But in that case the ctor of the singleton class must have been called
a second time, right? Since I've only got one single call of the ctor
I guess the instance only exists one time!?

I thought of that too. So what I do is, I call the startService()
method from my acivity to create a new service. I'm using logcats
every where in the application to produce output whenever I can.

On 8 Feb., 17:35, Michael MacDonald <[email protected]> wrote:
> On 02/08/10 10:30, Streets Of Boston wrote:
>
> > Did you check if you service is being destroyed (onDestroy) or being
> > killed (entire service process is being killed by Android) and re-
> > created later at points in your code that are unexpected?
>
> > Put break-points in your service's onCreate, onDestroy and onBind and
> > see what's going on.
>
> > Another question: Do you run your service in a different process or in
> > the same process as your Activities?
>
> > On Feb 8, 5:58 am, Florian Lettner <[email protected]> wrote:
>
> >>> It's unclear from your description just where you're storing your non-
> >>> static variables. The right way would appear to be in your
> >>> ServerConnection instance, since that's the static singleton. Your
> >>> activity will have a much shorter lifespan.
>
> >> The variables are stored as class members in the server connection
> >> class, which is the static singleton. The singleon works fine, I
> >> checked that. The private ctor is only called once, if the
> >> getInstance() function is called for the first time. If a call
> >> setProperty(x); the x value is transported properly to the server
> >> connection class and applied to the member variable. Checked that too,
> >> after calling the method the member variable has the desired value. If
> >> afterwards connect() is called which uses the member variable, the
> >> member has got its initial value again, like it is a different object.

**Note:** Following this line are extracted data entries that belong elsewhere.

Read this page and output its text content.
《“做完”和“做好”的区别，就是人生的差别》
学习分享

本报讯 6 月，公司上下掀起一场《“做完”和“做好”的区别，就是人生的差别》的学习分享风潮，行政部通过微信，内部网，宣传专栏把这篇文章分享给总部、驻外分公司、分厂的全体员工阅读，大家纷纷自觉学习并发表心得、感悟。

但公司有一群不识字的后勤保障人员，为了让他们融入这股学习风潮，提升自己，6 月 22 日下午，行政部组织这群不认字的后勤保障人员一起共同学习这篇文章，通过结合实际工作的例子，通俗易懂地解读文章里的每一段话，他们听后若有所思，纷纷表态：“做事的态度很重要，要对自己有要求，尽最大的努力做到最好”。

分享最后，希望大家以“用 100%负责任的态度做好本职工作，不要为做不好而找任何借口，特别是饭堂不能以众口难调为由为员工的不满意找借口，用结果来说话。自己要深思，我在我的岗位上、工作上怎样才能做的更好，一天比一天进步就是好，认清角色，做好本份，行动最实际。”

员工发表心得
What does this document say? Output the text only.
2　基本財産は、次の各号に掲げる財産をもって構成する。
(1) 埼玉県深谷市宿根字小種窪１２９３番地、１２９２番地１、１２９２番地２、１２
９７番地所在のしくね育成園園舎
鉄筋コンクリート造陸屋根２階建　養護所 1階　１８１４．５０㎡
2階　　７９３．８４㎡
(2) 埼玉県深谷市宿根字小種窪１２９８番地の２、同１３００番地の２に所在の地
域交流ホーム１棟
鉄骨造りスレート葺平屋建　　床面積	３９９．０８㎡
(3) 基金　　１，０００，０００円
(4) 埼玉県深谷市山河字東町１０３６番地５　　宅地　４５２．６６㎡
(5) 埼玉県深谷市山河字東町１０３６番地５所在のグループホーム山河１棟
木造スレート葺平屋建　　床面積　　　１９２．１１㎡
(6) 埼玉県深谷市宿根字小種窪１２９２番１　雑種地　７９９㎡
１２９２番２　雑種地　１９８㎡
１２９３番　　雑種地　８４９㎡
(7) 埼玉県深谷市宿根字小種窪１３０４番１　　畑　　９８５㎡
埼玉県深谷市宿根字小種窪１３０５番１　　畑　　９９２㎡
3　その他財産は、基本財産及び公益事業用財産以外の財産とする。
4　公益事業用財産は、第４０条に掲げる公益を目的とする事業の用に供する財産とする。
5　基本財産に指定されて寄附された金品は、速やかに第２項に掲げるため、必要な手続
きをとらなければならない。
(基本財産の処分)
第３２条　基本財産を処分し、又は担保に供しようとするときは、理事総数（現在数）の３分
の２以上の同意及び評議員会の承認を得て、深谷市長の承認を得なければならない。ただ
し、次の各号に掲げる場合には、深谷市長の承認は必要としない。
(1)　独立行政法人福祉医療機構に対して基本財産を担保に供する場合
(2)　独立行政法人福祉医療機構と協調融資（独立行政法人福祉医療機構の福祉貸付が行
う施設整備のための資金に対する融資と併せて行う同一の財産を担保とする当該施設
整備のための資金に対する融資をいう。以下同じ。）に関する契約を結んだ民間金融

> >> However, only one server connection object exists for the application
> >> (ctor is definitely called only once):
>
> >>> There's a fair bit more that's unclear to me from your description as
> >>> well. It may be that you need to create and bind a service
> >>> (android.app.Service). I'm not sure you're using "ServerConnection",
> >>> and "server connection" in the sense of a connection to an
> >>> android.app.Service, or to a service on some other system accessed via
> >>> your socket connection.
>
> >> The service is needed to keep the application up and running since
> >> there is additional hardware used for device input (Anoto Pen). It is
> >> quite complex, but however the service is needed to react on any
> >> action of the pen also if the application is not in foreground. The
> >> server connection is needed to send input data to the server (using
> >> sockets), however, the server connection is not the service. In a
> >> previous version (before the server connection became a singleton) the
> >> background service owned a server connection object. Both work well,
> >> the server connection connects to the external server, sends data and
> >> receives data and the background service runs to keep track of the
> >> anoto pen. Additionally the service receives status messages from the
> >> server class (e.g. socket error, login error, data lost, ...). This
> >> all works well. The only thing that does not work is that if I set the
> >> port or IP from the background service or my activity, the data gets
> >> lost although the debugger tells me that it is in the variable after
> >> calling the setter.
>
> >>> I'm not sure why you had trouble passing data from your activity to
> >>> your service. If it was an android.app.Service, look at aidl.
>
> >>> Without an android.app.Service, your entire application could be going
> >>> away in between times, if it's not in the foreground. Be sure you
> >>> understand the application and activity lifecycle. Your choice of
> >>> whether to use an android.app.Service should be based on how the
> >>> application lifecycle matches up with when you need this connection to
> >>> exist and what you're doing with it.
>
> >> Life cycle is clear and correctly implemented (works on other
> >> platforms like Qt, Symbian and J2ME). Service is needed because of
> >> background communication with external hardware that is connected via
> >> bluetooth. Has actually nothing to do with the server connection. Its
> >> only purpose regarding the server connection is to re-login if the
> >> connection is lost.
>
> >>> If you need it to persist solely to avoid authentication, consider
> >>> getting a time-limited authentication token back instead, and
> >>> persisting that. This would allow your activity, service, connection,
> >>> and entire application to go away, and be restarted, and the user
> >>> would still avoid re-authenticating. You can refresh the token with a
> >>> new time-limited token on each reconnect or access, so timeout will
> >>> only happen if the user is idle for an extended period. This can give
> >>> a more robust user experience.
>
> >> I would prefer that solution, however the server is developed and
> >> provided by Vodafone since this is a bigger university related
> >> project. So I have to work with their protocol although I would love
> >> to change some things.
>
> >>> I hope this helps, somehow. I know it's hard to do when you're lost,
> >>> but if you can better describe your circumstance, you can get more
> >>> useful answers. (Sometimes, doing so even leads you to your own
> >>> answer!)
>
> >> Thank you very much for the detailed explanations, however I am still
> >> trapped. Never had such a problem before.
>
> That kind of matches my guess--
>
> Maybe the service is running in a separate process, so it has its own
> copy of the singleton ServerInstance.  So when the application updates
> its singleton, the service does not see it.